We offer a new effective tool for detection of change-points in tracking data (movement data, health rate data etc.). We developed a nonparametric test for homogeneity of data in two adjacent time intervals. In the context of Big Data and IoT it allows online analyzing data stream from sensor and recognizing significant deviations from the baseline. The significance level for the test is less than 0.05. Also, we provide the results of comparison of the test with well-known Kolmogorov–Smirnov test, the sign test, the Wilcoxon signed-rank test, and the Mann–Whitney test. The computational experiment has shown that the Klyushin–Petunin test based on p-statistics has very high robustness, specificity, and sensitivity, and is more universal than the Kolmogorov–Smirnov test, the sign test, the Wilcoxon signed-rank test, and the Mann–Whitney test.
大数据变化点检测的非参数多重比较检验
我们提供了一种新的有效工具来检测跟踪数据(运动数据、健康率数据等)的变化点。
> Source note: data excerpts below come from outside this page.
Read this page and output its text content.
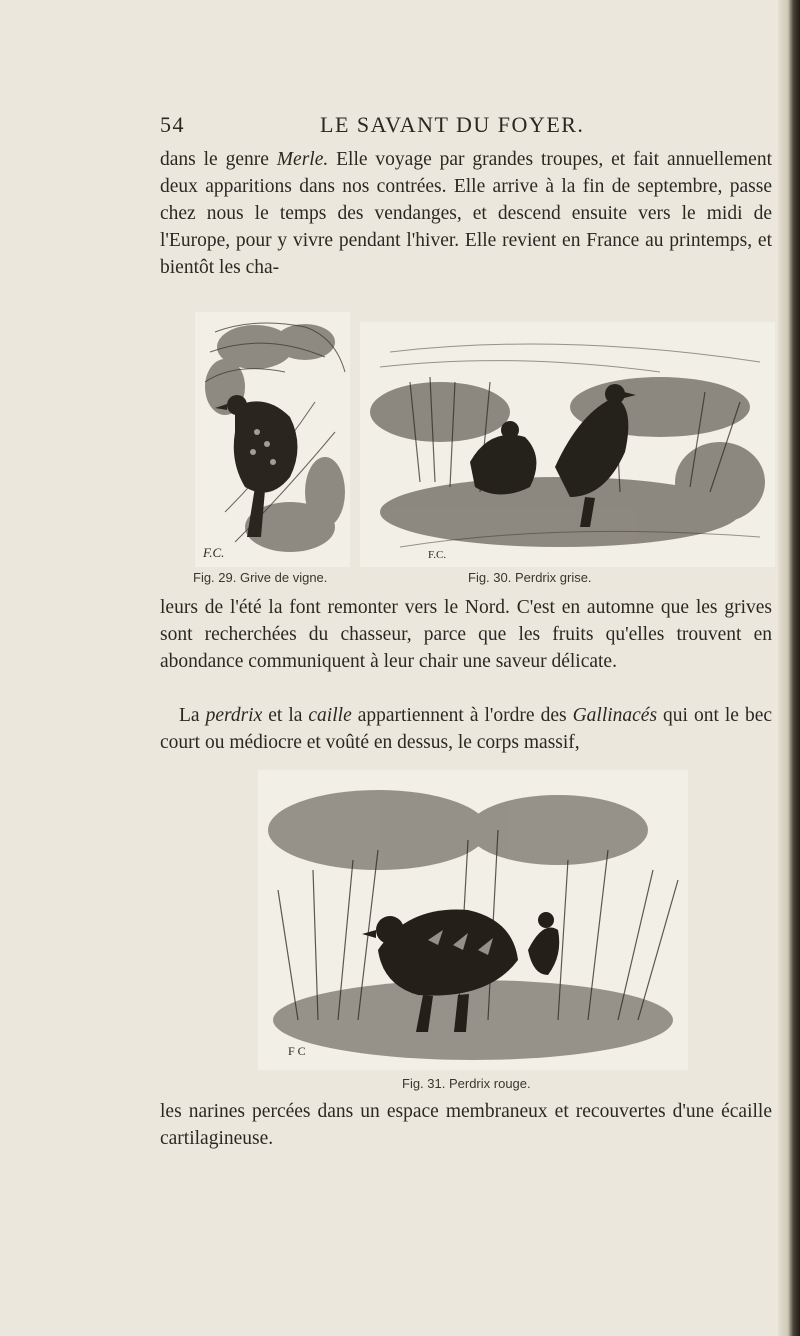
54	LE SAVANT DU FOYER.

dans le genre Merle. Elle voyage par grandes troupes, et fait annuellement deux apparitions dans nos contrées. Elle arrive à la fin de septembre, passe chez nous le temps des vendanges, et descend ensuite vers le midi de l'Europe, pour y vivre pendant l'hiver. Elle revient en France au printemps, et bientôt les cha-

F.C.	F.C.
Fig. 29. Grive de vigne.	Fig. 30. Perdrix grise.

leurs de l'été la font remonter vers le Nord. C'est en automne que les grives sont recherchées du chasseur, parce que les fruits qu'elles trouvent en abondance communiquent à leur chair une saveur délicate.

La perdrix et la caille appartiennent à l'ordre des Gallinacés qui ont le bec court ou médiocre et voûté en dessus, le corps massif,

F C
Fig. 31. Perdrix rouge.

les narines percées dans un espace membraneux et recouvertes d'une écaille cartilagineuse.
我们在两个相邻的时间间隔中对数据的同质性进行了非参数检验。在大数据和物联网的背景下,它允许在线分析来自传感器的数据流并识别与基线的重大偏差。检验的显著性水平小于0.05。并与著名的Kolmogorov-Smirnov检验、符号检验、Wilcoxon符号秩检验和Mann-Whitney检验进行了比较。计算实验表明,基于p统计量的Klyushin-Petunin检验具有非常高的稳健性、特异性和敏感性,比Kolmogorov-Smirnov检验、符号检验、Wilcoxon符号秩检验和Mann-Whitney检验更具普适性。
本文章由计算机程序翻译,如有差异,请以英文原文为准。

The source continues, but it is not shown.